Pruitt has also been racking up huge travel bills, flying first class for what the EPA alleges were security reasons. Pruitt similarly has refused to publish his daily schedule in advance, "due to security concerns." Pruitt seems convinced that his lurking enemies are spying even inside EPA headquarters; he spent more than $40,000 of taxpayer money to construct a sound-proof phone booth in his Washington office.

Pruitt’s paranoid devotion to his personal security predictably led to false alarms. In March 2017, Pruitt’s bodyguards reportedly busted down the door of the condo he rented in D.C. when they could not reach him on his cell phone. They found him awaking from a nap.

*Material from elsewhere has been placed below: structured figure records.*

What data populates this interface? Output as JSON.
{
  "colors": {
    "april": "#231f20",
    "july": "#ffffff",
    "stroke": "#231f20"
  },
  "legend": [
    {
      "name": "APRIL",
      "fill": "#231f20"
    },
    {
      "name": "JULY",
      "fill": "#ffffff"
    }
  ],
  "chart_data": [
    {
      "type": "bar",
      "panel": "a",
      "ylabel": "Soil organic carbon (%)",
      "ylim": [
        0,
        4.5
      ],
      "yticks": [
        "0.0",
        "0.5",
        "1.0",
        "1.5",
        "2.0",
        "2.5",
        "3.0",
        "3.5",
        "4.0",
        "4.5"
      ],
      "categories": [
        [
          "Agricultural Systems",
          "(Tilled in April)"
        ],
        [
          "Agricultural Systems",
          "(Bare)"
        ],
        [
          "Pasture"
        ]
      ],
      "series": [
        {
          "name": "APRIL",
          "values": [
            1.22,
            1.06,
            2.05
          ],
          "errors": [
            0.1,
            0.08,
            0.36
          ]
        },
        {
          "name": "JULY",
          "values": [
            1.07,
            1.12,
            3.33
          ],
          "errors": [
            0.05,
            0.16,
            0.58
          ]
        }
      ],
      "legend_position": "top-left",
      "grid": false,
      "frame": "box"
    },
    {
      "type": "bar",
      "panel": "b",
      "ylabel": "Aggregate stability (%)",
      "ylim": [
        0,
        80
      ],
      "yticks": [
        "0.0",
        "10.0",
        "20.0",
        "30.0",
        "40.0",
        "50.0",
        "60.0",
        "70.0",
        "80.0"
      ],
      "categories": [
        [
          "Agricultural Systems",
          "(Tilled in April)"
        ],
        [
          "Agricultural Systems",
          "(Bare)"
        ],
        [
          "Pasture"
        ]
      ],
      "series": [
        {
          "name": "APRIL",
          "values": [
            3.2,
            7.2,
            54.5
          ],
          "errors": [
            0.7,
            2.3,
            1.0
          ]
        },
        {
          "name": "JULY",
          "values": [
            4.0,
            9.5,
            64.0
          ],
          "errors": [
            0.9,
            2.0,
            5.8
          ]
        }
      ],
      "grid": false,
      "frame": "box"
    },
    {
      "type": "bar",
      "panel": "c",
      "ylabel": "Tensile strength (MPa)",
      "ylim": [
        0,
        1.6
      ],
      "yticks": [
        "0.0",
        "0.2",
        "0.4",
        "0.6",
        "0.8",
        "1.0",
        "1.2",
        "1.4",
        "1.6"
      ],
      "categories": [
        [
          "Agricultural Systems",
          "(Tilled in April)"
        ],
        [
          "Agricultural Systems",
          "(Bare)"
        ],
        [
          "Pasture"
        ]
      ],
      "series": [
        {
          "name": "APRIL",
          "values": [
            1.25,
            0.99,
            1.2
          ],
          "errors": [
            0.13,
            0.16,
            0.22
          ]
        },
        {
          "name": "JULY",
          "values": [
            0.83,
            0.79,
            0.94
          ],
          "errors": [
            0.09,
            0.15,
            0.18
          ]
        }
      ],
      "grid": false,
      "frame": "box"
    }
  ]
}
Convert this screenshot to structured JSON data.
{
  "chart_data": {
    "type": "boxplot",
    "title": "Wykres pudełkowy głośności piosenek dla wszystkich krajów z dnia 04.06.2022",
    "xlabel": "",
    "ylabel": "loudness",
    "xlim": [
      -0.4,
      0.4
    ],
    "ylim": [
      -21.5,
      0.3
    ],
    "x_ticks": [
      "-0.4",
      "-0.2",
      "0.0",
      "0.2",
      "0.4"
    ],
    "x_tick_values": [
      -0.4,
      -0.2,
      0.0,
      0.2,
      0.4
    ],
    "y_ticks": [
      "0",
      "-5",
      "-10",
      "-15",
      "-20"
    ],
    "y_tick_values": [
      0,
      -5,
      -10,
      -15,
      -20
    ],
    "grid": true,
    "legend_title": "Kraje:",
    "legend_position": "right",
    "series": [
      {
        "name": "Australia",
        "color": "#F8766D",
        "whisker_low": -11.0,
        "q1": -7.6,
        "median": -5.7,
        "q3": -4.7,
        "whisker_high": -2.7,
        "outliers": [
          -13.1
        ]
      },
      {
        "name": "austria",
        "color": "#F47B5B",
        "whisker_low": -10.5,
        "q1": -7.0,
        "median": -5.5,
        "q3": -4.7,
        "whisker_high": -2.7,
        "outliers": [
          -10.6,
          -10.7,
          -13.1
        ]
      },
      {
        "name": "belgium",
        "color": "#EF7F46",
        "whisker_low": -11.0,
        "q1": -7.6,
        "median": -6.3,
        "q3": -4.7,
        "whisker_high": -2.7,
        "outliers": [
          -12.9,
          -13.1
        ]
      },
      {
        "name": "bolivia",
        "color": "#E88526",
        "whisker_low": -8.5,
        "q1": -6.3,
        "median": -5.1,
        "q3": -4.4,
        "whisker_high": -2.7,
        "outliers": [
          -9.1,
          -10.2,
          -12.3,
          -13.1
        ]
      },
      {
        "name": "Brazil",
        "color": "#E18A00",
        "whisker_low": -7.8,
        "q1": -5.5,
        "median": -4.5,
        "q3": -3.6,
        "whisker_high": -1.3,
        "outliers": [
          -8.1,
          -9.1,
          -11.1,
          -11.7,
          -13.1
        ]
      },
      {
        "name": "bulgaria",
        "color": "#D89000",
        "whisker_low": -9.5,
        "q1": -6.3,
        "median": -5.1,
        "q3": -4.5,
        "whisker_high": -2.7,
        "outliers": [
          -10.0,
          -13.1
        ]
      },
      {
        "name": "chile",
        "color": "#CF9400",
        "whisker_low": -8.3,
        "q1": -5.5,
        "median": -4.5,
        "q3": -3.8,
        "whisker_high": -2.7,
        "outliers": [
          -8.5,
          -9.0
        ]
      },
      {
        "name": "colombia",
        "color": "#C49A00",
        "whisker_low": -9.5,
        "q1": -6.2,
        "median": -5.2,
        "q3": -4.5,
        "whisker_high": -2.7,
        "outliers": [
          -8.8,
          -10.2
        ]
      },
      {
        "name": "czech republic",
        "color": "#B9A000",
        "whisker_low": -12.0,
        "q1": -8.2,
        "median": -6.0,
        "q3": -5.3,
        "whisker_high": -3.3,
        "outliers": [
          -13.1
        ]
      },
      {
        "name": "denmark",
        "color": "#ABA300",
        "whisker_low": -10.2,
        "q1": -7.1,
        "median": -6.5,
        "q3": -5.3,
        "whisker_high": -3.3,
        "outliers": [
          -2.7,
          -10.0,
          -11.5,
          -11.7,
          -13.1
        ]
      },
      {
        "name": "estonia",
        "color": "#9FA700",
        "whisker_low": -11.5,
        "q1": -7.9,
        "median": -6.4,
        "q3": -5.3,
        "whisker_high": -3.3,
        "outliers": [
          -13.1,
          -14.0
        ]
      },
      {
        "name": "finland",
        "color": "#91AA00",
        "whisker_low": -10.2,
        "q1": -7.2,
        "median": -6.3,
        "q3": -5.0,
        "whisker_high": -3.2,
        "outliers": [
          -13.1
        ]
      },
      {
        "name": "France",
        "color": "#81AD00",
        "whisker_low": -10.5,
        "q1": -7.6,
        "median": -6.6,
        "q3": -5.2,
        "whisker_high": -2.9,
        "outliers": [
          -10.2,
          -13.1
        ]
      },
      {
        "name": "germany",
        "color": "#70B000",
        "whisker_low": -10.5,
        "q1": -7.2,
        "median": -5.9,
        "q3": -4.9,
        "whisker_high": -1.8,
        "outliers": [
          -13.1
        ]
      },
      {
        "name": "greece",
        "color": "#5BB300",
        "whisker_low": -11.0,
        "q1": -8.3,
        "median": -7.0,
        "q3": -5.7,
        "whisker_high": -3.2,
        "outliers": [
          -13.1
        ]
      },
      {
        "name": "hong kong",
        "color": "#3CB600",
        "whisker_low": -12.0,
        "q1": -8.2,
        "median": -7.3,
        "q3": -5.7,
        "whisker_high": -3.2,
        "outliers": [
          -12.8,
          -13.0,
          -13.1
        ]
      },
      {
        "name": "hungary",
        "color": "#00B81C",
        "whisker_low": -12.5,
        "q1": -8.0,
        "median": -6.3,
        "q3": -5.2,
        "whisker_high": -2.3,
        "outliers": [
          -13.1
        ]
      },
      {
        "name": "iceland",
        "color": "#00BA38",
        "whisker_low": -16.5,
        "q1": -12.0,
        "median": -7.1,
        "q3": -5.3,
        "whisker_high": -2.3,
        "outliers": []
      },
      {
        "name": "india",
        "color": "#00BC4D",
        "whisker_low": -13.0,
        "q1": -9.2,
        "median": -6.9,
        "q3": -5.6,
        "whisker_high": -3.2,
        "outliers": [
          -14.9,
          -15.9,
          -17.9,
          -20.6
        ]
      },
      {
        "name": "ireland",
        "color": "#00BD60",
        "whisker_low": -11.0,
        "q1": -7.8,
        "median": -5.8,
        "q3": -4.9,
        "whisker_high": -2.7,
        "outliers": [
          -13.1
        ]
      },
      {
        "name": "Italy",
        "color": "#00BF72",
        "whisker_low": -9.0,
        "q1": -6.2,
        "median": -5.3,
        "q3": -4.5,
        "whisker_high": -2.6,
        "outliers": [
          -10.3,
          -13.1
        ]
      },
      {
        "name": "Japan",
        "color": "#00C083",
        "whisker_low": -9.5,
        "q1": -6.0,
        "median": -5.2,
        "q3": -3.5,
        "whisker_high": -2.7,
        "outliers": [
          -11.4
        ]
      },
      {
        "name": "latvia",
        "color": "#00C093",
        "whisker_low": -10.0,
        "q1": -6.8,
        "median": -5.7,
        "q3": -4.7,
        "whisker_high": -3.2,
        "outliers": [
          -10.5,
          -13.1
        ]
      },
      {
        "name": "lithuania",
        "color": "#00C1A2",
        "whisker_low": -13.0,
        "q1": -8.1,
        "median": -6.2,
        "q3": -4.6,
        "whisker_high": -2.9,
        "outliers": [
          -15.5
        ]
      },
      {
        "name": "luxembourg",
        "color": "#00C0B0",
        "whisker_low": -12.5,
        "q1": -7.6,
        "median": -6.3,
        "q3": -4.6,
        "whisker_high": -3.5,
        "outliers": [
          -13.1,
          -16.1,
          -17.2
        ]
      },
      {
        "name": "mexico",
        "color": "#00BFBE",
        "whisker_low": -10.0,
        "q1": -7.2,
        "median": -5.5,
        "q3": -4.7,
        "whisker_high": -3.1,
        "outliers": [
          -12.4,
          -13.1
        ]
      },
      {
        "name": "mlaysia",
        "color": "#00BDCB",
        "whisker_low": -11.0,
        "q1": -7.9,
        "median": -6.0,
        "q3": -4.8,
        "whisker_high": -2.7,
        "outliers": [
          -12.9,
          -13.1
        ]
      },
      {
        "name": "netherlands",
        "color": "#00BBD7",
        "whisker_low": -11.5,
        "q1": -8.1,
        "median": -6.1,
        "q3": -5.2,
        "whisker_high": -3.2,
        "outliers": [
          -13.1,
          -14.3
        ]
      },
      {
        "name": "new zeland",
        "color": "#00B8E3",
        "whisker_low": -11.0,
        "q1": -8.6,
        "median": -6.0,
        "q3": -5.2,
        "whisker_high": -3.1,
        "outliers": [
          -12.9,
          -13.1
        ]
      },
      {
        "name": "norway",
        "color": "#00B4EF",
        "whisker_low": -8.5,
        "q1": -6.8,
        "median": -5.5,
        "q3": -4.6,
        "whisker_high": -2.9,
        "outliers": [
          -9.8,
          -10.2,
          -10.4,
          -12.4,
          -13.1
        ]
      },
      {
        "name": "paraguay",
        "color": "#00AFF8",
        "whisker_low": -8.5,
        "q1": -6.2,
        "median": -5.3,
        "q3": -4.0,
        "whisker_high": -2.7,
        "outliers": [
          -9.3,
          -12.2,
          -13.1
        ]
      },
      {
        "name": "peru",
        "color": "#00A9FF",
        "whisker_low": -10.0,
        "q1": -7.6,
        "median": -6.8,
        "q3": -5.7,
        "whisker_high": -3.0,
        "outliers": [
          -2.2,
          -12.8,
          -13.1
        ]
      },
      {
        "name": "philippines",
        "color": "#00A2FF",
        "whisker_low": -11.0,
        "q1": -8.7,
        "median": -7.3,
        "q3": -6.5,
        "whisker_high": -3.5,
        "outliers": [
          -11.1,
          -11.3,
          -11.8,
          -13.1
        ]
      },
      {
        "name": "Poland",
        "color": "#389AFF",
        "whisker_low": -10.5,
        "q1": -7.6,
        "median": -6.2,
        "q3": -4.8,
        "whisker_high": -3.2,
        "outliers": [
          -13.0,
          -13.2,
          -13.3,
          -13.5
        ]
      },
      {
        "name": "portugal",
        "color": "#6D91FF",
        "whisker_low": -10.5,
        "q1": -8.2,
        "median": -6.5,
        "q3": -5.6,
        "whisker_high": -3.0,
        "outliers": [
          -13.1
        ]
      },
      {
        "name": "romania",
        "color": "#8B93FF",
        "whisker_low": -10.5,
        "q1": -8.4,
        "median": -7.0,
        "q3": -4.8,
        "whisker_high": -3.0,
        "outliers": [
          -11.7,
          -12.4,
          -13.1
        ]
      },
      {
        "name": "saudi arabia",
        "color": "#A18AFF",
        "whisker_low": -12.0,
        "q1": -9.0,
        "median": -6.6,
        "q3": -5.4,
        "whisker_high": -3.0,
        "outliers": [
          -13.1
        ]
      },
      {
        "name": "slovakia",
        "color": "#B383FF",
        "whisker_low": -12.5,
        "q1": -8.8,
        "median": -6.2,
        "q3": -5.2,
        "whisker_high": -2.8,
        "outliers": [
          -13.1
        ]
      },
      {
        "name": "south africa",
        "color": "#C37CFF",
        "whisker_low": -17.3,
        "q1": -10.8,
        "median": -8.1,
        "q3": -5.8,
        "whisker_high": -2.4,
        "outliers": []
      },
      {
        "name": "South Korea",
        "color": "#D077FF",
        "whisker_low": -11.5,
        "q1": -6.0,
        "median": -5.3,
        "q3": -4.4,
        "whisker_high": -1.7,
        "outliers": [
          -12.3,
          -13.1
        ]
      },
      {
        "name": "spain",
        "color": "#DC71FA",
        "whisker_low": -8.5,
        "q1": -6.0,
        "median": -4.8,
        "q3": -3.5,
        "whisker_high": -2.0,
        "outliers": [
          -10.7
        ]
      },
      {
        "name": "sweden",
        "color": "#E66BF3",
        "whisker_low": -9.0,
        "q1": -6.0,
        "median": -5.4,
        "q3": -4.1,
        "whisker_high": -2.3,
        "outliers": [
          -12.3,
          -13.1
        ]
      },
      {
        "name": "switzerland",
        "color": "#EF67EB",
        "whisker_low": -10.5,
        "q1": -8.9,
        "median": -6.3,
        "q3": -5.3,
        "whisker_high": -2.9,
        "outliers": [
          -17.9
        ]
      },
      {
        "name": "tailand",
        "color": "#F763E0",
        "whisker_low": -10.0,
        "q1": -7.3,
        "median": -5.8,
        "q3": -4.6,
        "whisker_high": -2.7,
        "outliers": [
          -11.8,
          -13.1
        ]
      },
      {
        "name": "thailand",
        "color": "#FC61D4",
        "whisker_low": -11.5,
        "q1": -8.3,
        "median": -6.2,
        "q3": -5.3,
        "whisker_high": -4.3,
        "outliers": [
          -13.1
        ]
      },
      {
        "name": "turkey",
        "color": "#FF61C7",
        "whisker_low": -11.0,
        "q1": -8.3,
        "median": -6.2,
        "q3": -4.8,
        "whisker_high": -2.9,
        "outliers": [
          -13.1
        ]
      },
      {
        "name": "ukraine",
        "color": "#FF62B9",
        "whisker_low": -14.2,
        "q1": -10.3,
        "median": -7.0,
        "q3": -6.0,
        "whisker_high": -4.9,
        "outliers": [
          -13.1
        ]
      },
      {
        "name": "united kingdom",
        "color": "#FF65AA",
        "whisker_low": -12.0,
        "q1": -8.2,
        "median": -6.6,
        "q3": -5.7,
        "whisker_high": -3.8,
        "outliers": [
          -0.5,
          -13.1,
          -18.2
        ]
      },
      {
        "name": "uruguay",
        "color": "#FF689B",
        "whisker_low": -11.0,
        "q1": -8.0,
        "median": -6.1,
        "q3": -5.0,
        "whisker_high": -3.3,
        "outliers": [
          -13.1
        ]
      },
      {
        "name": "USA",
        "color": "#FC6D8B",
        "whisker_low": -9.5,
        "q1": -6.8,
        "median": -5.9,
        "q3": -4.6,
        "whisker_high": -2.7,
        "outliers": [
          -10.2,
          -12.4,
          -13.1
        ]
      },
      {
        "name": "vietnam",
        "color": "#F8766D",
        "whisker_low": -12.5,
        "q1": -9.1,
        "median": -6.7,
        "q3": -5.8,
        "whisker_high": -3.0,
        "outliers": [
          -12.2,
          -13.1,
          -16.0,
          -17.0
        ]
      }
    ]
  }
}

This same condo – rented for a paltry $50 a night from a lobbyist whose clients reportedly had business before the EPA – is at the center of a growing scandal of alleged corruption and excess. Pruitt reportedly demanded a slew of presidential-style perks, including sirens to speed his motorcade through crowded D.C. streets to make a dinner reservation at the brasserie Le Diplomate.

If Pruitt had been dreaming of a potential 2024 White House run, his divine path may instead be hitting a dead-end of his own paranoid excess. White House chief of staff John Kelly has reportedly called for Pruitt’s ouster. Top deputies are leaving in droves. For the moment, President Trump is sticking by the man he’s trusted to dismantle the EPA, and whom he’d reportedly viewed as a potential upgrade to Jeff Sessions as attorney general.

Friday morning Trump fired off a tweet of encouragement that, too, seemed to buy into Pruitt’s exaggerated fear of external dangers: Pruitt is "doing a great job," Trump wrote, "but is TOTALLY under siege."